One of the best long-term investments is buying a home of your own. There are several advantages to it, and it makes a lot of financial sense if you can afford a home. Firstly, you have a place to call home with no worries of dealing with landlords, moving from one place to another, paying rents and doing stuff that you need to redo in the next rental home. You don't need to keep asking your landlord to do maintenance. You can do whatever you want, and it stays.
The million-dollar question is what to do if you can't afford a home but want one and think it is the right to get one of your own? The answer is relatively simple, a well-thought-out home loan at affordable rates and suitable fee structure will do the job. If you have a stable job, regular income, good credit ratings and no significant liabilities that you need to handle, it should not be that difficult.
Still, it is best to be thorough with your homework when looking for something as long-term as a home loan. Think of it like this, would you buy a home without going over a million things and trying to get the best deal in terms of price, location, size and countless other factors? Probably, no. Then it is best to choose a home loan with just as much care and planning. It might save you a whole lot of trouble later.

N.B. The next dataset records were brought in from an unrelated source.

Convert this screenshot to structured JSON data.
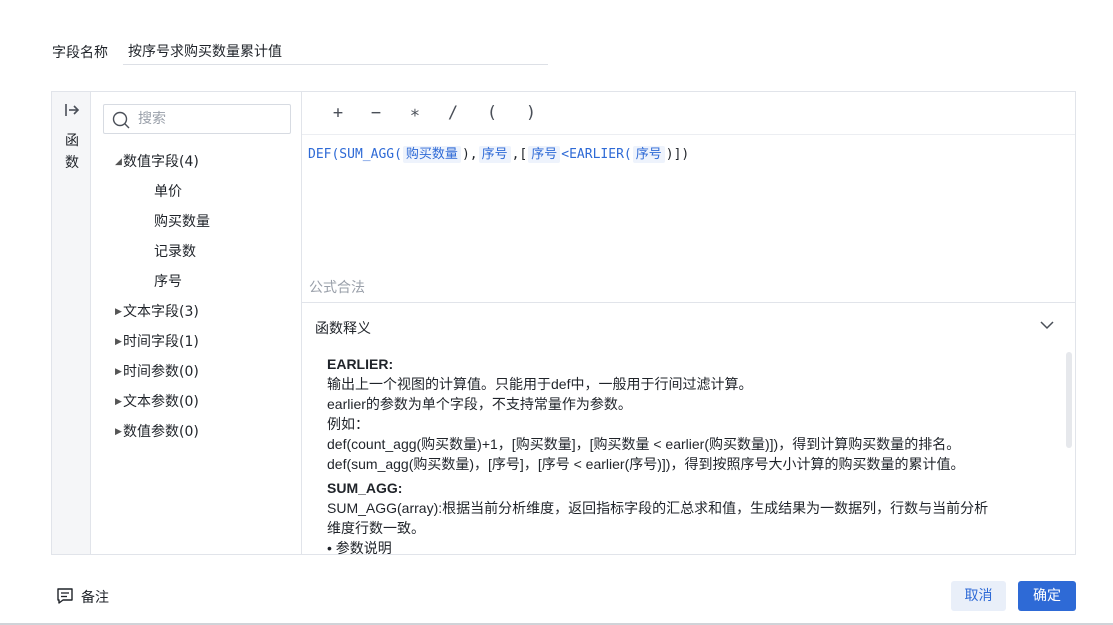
{
  "field": {
    "label": "字段名称",
    "value": "按序号求购买数量累计值"
  },
  "rail": {
    "label": "函数",
    "icon": "collapse-icon"
  },
  "search": {
    "placeholder": "搜索"
  },
  "tree": [
    {
      "label": "数值字段(4)",
      "expanded": true
    },
    {
      "label": "单价",
      "leaf": true
    },
    {
      "label": "购买数量",
      "leaf": true
    },
    {
      "label": "记录数",
      "leaf": true
    },
    {
      "label": "序号",
      "leaf": true
    },
    {
      "label": "文本字段(3)",
      "expanded": false
    },
    {
      "label": "时间字段(1)",
      "expanded": false
    },
    {
      "label": "时间参数(0)",
      "expanded": false
    },
    {
      "label": "文本参数(0)",
      "expanded": false
    },
    {
      "label": "数值参数(0)",
      "expanded": false
    }
  ],
  "operators": [
    "+",
    "−",
    "∗",
    "/",
    "(",
    ")"
  ],
  "formula": {
    "f1": "DEF(SUM_AGG(",
    "t1": "购买数量",
    "p1": "),",
    "t2": "序号",
    "p2": ",[",
    "t3": "序号",
    "p3": "<EARLIER(",
    "t4": "序号",
    "p4": ")])"
  },
  "status": "公式合法",
  "help": {
    "title": "函数释义",
    "earlier": {
      "name": "EARLIER:",
      "lines": [
        "输出上一个视图的计算值。只能用于def中，一般用于行间过滤计算。",
        "earlier的参数为单个字段，不支持常量作为参数。",
        "例如：",
        "def(count_agg(购买数量)+1，[购买数量]，[购买数量 < earlier(购买数量)])，得到计算购买数量的排名。",
        "def(sum_agg(购买数量)，[序号]，[序号 < earlier(序号)])，得到按照序号大小计算的购买数量的累计值。"
      ]
    },
    "sum_agg": {
      "name": "SUM_AGG:",
      "lines": [
        "SUM_AGG(array):根据当前分析维度，返回指标字段的汇总求和值，生成结果为一数据列，行数与当前分析",
        "维度行数一致。",
        "• 参数说明"
      ]
    }
  },
  "footer": {
    "note_label": "备注",
    "cancel_label": "取消",
    "ok_label": "确定"
  },
  "colors": {
    "accent": "#2e6ad6",
    "cancel_bg": "#e9eff9",
    "border": "#e1e4ea"
  }
}
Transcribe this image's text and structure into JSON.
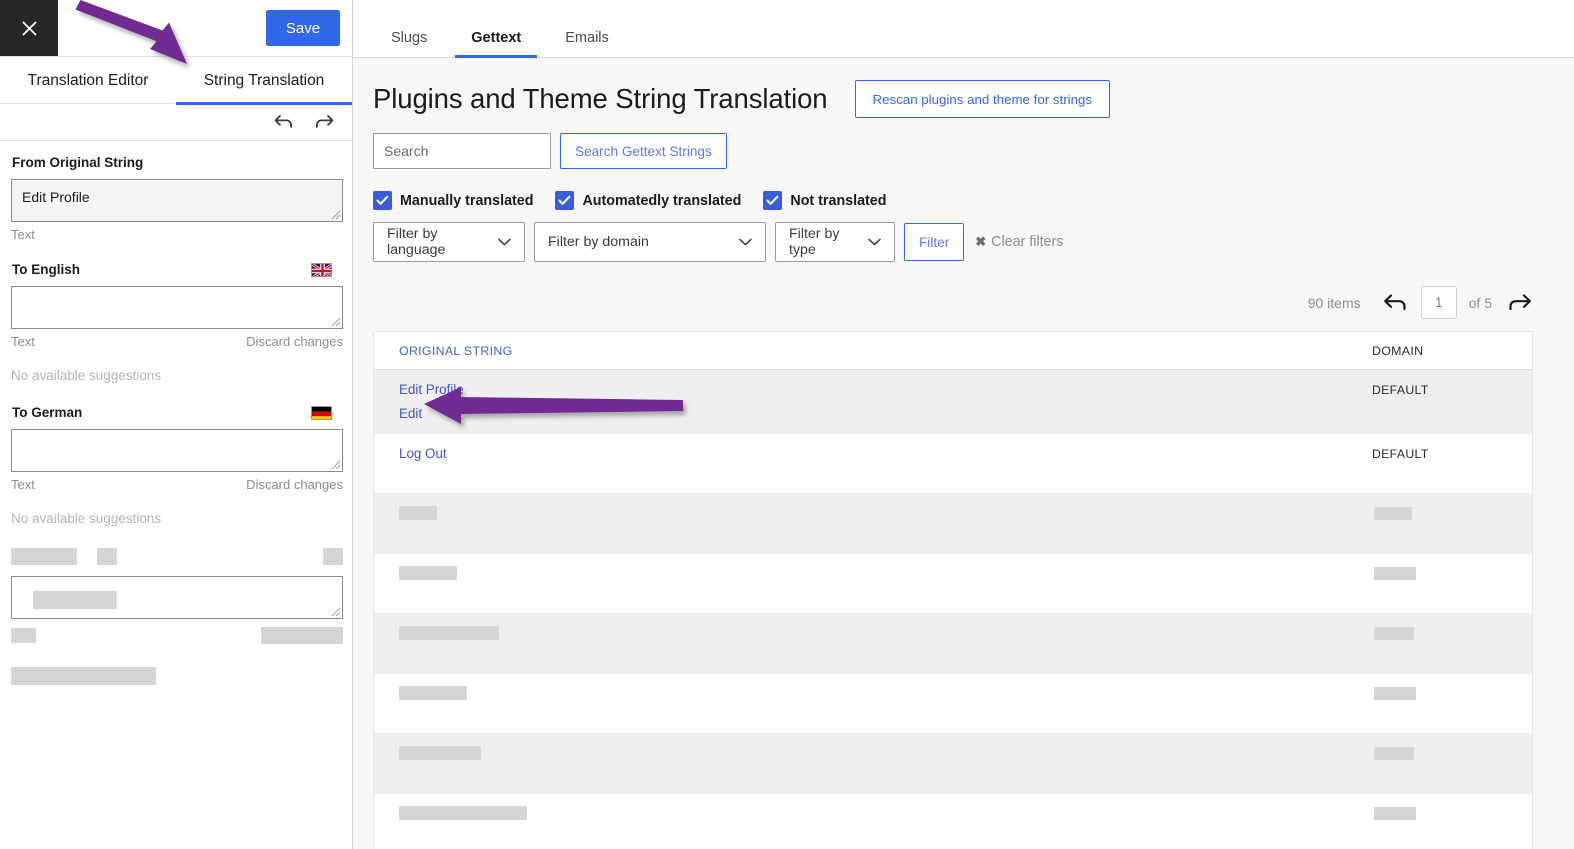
{
  "left_panel": {
    "close_icon": "close-icon",
    "save_label": "Save",
    "undo_icon": "undo-arrow-icon",
    "redo_icon": "redo-arrow-icon",
    "tabs": [
      {
        "label": "Translation Editor",
        "active": false
      },
      {
        "label": "String Translation",
        "active": true
      }
    ],
    "from_section": {
      "label": "From Original String",
      "value": "Edit Profile",
      "hint": "Text"
    },
    "to_english": {
      "label": "To English",
      "flag": "uk-flag-icon",
      "value": "",
      "hint": "Text",
      "discard_label": "Discard changes",
      "suggestions": "No available suggestions"
    },
    "to_german": {
      "label": "To German",
      "flag": "german-flag-icon",
      "value": "",
      "hint": "Text",
      "discard_label": "Discard changes",
      "suggestions": "No available suggestions"
    }
  },
  "top_tabs": [
    {
      "label": "Slugs",
      "active": false
    },
    {
      "label": "Gettext",
      "active": true
    },
    {
      "label": "Emails",
      "active": false
    }
  ],
  "main": {
    "page_title": "Plugins and Theme String Translation",
    "rescan_label": "Rescan plugins and theme for strings",
    "search_placeholder": "Search",
    "search_value": "",
    "search_button_label": "Search Gettext Strings",
    "checkboxes": [
      {
        "label": "Manually translated",
        "checked": true
      },
      {
        "label": "Automatedly translated",
        "checked": true
      },
      {
        "label": "Not translated",
        "checked": true
      }
    ],
    "selects": [
      {
        "label": "Filter by language",
        "name": "filter-by-language"
      },
      {
        "label": "Filter by domain",
        "name": "filter-by-domain"
      },
      {
        "label": "Filter by type",
        "name": "filter-by-type"
      }
    ],
    "filter_button_label": "Filter",
    "clear_filters_label": "Clear filters",
    "clear_filters_x": "✖"
  },
  "pagination": {
    "items_label": "90 items",
    "prev_icon": "prev-page-arrow-icon",
    "next_icon": "next-page-arrow-icon",
    "current_page": "1",
    "of_label": "of 5"
  },
  "table": {
    "headers": {
      "original_string": "ORIGINAL STRING",
      "domain": "DOMAIN"
    },
    "rows": [
      {
        "string": "Edit Profile",
        "action": "Edit",
        "domain": "DEFAULT",
        "alt": true,
        "skeleton": false
      },
      {
        "string": "Log Out",
        "action": "",
        "domain": "DEFAULT",
        "alt": false,
        "skeleton": false
      },
      {
        "string": "",
        "action": "",
        "domain": "",
        "alt": true,
        "skeleton": true,
        "sk_w": 38,
        "sk_d": 38
      },
      {
        "string": "",
        "action": "",
        "domain": "",
        "alt": false,
        "skeleton": true,
        "sk_w": 58,
        "sk_d": 42
      },
      {
        "string": "",
        "action": "",
        "domain": "",
        "alt": true,
        "skeleton": true,
        "sk_w": 100,
        "sk_d": 40
      },
      {
        "string": "",
        "action": "",
        "domain": "",
        "alt": false,
        "skeleton": true,
        "sk_w": 68,
        "sk_d": 42
      },
      {
        "string": "",
        "action": "",
        "domain": "",
        "alt": true,
        "skeleton": true,
        "sk_w": 82,
        "sk_d": 40
      },
      {
        "string": "",
        "action": "",
        "domain": "",
        "alt": false,
        "skeleton": true,
        "sk_w": 128,
        "sk_d": 42
      }
    ]
  },
  "annotations": {
    "arrow_color": "#6f2c91",
    "arrow_1_target": "String Translation tab",
    "arrow_2_target": "Edit link"
  }
}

You would need first to take stock of your finances and work out the size of your home loan and loan term. It would require you to know all about stuff like floating and fixed interest rates to begin looking for actual home loans.

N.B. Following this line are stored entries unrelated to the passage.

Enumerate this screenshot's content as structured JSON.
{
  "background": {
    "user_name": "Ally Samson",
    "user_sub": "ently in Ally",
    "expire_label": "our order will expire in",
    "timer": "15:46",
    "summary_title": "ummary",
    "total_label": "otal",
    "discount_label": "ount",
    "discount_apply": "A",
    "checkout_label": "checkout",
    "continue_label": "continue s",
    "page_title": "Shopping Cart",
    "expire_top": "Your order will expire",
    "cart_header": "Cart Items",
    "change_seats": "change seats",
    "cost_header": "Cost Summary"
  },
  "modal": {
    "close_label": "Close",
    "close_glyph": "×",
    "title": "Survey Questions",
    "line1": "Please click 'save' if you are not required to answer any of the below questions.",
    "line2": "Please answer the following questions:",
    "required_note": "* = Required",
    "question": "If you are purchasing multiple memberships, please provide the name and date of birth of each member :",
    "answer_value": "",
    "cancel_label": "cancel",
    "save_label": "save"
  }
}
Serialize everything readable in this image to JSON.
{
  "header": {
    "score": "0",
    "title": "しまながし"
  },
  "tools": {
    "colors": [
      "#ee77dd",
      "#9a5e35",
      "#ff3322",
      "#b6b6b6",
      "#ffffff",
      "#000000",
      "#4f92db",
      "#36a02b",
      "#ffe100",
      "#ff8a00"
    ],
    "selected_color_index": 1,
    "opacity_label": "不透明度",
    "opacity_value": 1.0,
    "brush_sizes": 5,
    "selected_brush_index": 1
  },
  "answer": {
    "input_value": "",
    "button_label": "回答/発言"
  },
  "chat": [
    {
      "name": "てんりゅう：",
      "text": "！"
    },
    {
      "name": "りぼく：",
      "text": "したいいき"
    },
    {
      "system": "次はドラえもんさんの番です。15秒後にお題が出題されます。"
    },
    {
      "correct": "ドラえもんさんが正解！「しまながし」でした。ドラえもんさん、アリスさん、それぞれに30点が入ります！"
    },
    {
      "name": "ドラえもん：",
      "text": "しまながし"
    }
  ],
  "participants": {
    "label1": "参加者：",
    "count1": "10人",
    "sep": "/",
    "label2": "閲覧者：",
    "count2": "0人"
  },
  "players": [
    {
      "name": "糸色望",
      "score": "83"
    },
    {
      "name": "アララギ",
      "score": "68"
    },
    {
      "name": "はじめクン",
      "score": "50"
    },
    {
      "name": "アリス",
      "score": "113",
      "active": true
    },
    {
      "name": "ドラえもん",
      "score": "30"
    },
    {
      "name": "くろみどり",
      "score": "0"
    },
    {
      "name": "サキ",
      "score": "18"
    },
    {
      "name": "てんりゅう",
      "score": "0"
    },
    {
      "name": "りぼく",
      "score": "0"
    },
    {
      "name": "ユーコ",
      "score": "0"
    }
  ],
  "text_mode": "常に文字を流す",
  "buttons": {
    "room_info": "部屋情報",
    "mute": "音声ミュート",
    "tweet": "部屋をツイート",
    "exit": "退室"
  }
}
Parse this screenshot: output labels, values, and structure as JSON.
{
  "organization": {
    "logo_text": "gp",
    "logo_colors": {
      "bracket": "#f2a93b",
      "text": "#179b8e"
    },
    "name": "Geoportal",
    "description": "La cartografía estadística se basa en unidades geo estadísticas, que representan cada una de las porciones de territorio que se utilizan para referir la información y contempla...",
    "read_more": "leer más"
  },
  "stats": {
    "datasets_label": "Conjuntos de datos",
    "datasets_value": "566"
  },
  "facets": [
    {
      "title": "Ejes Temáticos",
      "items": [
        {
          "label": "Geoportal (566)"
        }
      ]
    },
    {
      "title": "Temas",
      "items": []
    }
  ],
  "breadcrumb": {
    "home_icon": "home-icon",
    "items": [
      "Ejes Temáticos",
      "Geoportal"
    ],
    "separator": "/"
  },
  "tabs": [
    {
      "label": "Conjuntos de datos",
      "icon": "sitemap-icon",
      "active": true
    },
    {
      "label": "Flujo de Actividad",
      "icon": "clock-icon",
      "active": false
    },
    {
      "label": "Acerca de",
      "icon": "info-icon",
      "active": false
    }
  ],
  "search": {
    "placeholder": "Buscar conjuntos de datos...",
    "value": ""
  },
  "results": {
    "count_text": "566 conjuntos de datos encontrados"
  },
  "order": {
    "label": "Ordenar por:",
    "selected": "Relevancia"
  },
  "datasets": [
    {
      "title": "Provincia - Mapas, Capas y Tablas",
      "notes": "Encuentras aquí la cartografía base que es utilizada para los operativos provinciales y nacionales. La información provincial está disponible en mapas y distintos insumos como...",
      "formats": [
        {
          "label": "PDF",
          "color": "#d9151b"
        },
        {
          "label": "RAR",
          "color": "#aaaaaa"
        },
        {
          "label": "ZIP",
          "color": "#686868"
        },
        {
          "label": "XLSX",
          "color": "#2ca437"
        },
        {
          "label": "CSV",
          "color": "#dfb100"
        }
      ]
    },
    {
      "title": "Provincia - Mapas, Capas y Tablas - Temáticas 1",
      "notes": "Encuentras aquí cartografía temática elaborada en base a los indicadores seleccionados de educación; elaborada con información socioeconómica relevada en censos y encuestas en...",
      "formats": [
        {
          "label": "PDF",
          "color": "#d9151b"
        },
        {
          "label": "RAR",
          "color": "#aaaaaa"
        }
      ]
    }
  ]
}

If you are looking for private loans the UK to buy a home, there are a lot of private financial institutions that offer attractive interest rates on home loans and depending on the length of the loan term. Interest rates could go higher.

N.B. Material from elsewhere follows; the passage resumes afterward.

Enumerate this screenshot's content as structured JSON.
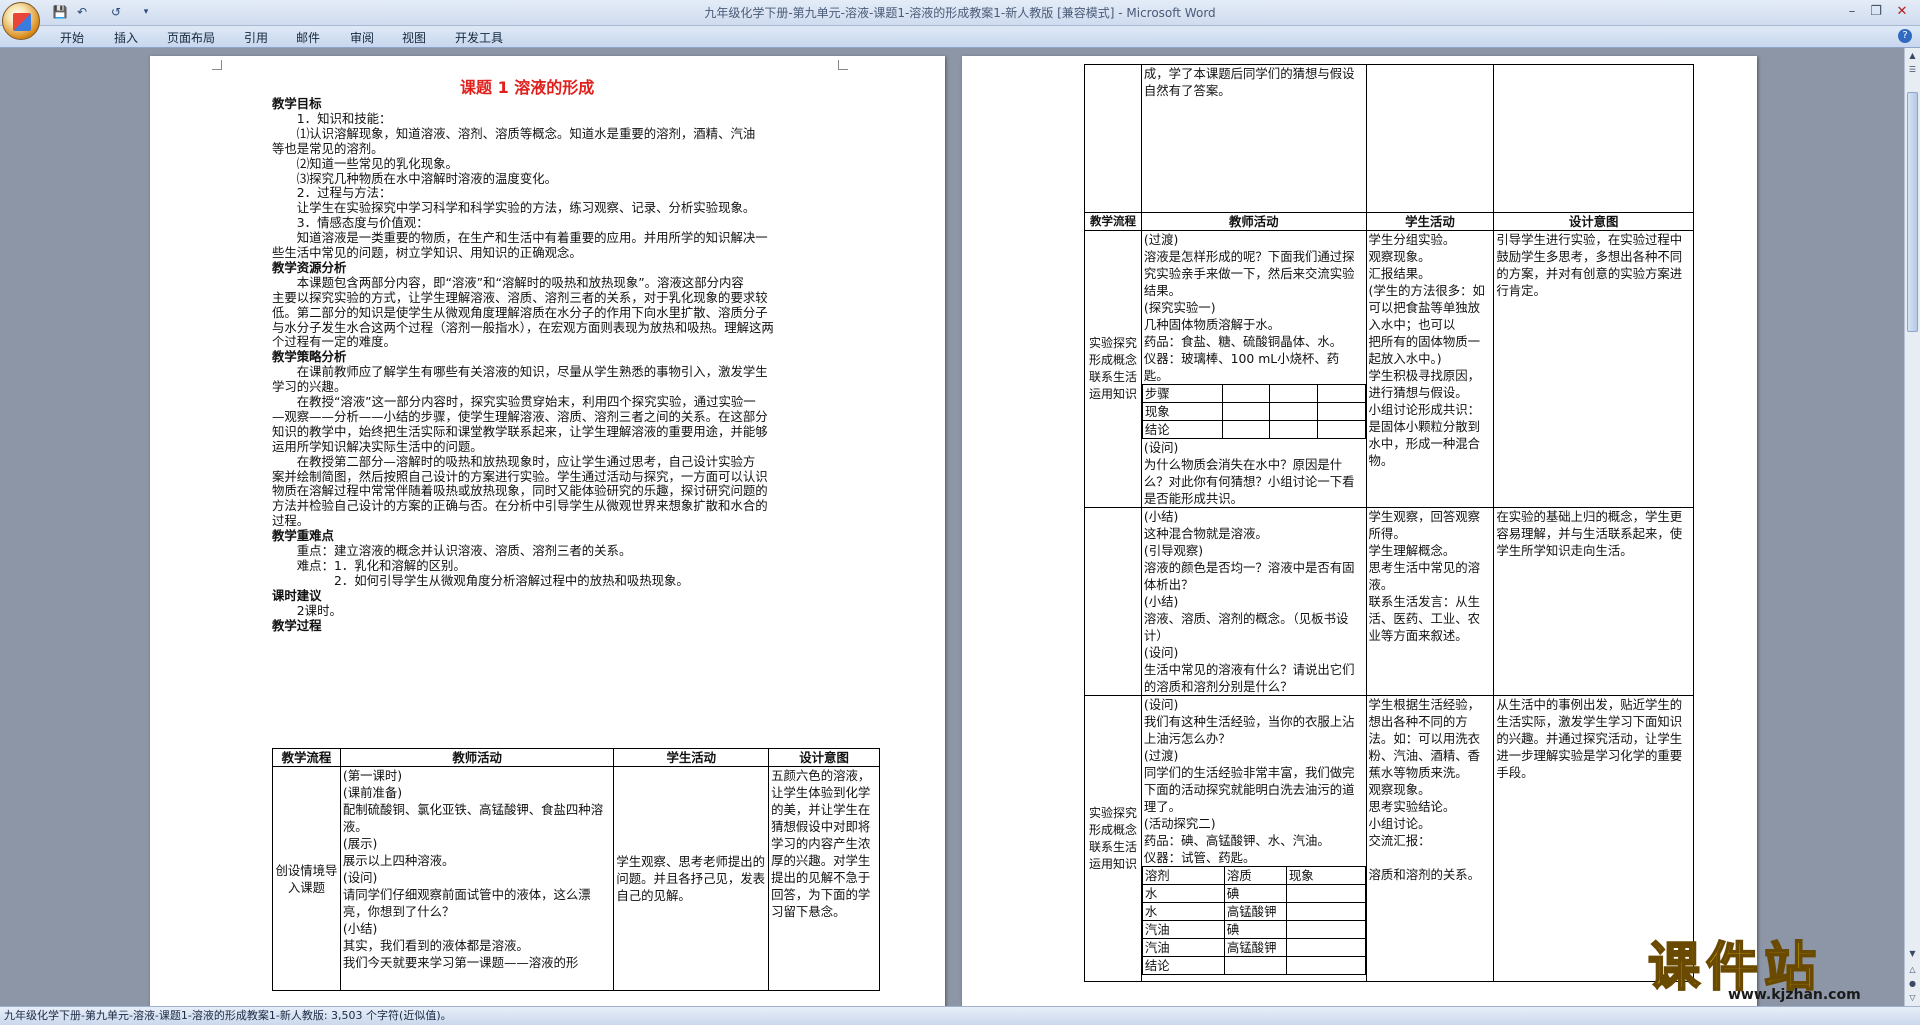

This is why you need to make careful and calculated choices to avoid defaulting on your home loan sooner or later because it could wreck your credit scores and your finances as well.
We can begin by comparing a different kind of interest rates to find out a little more about what to look for in a home loan.
This type of interest rates keeps changing with prevailing market conditions and is also known as variable interest rates. Some of the pros and cons are:
In the long-term variable loan rates are known to bring down the total loan costs.
Helps generate greater savings when interest rates are on the decline.
Interest rates tend to be lower as compared to fixed interest rates on a home loan.
It can go up and down with fluctuating market conditions, making it unpredictable and hard to budget or plan around.
The higher amount of risk as compared to fixed interest rates.
Suitable for very long-term (20-30 years) when it’s impossible to be sure if market conditions will favour a lower interest rate or not.
This type of loan interest rate remains fixed throughout the term duration. It does not correlate with market conditions and hence does not create an element of unpredictability in planning the repayment over a long term.
It remains unaffected by prevailing interest rates, change of regime or anything else. You can feel secure and plan or budget around it easily.
It offers a lesser amount of risk and greater security over variable loan rates.
It is best suited for loans with term durations that range anywhere from 3-10 years.
When market conditions allow for lower interest rates to be paid under variable loan rates, you will still need to pay the same fixed amount in terms of monthly EMIs.
Total loan costs may end up higher as compared to variable loan rates. This holds great significance for homebuyers because it is a sizable asset, and loan term duration can easily be longer than 10 years. And go up to 20-30 years when variable loan rates might cut down on loan costs.
It is always best to look for private loans UK home loans from traditional lenders that offer standardized loan rates of both variable and fixed type. It would not be wise to go for an online lender or some quick scheme that offers attractive interest rates on your home loan. Especially so, if you cannot be sure about the credentials of your lender.
One of the significant financial benefits of buying a home is the kind of long-term appreciation you can look forward to, apart from saving a whole lot of money on paying rents and moving around. To make sure that there is no chance of a spoilsport due to poor planning, look into every aspect of your home loan carefully before making a choice.
It is another kind of lifetime relationship that you share with your home, so it is best to ensure your financial relationship with home through your home loan is equally fulfilling.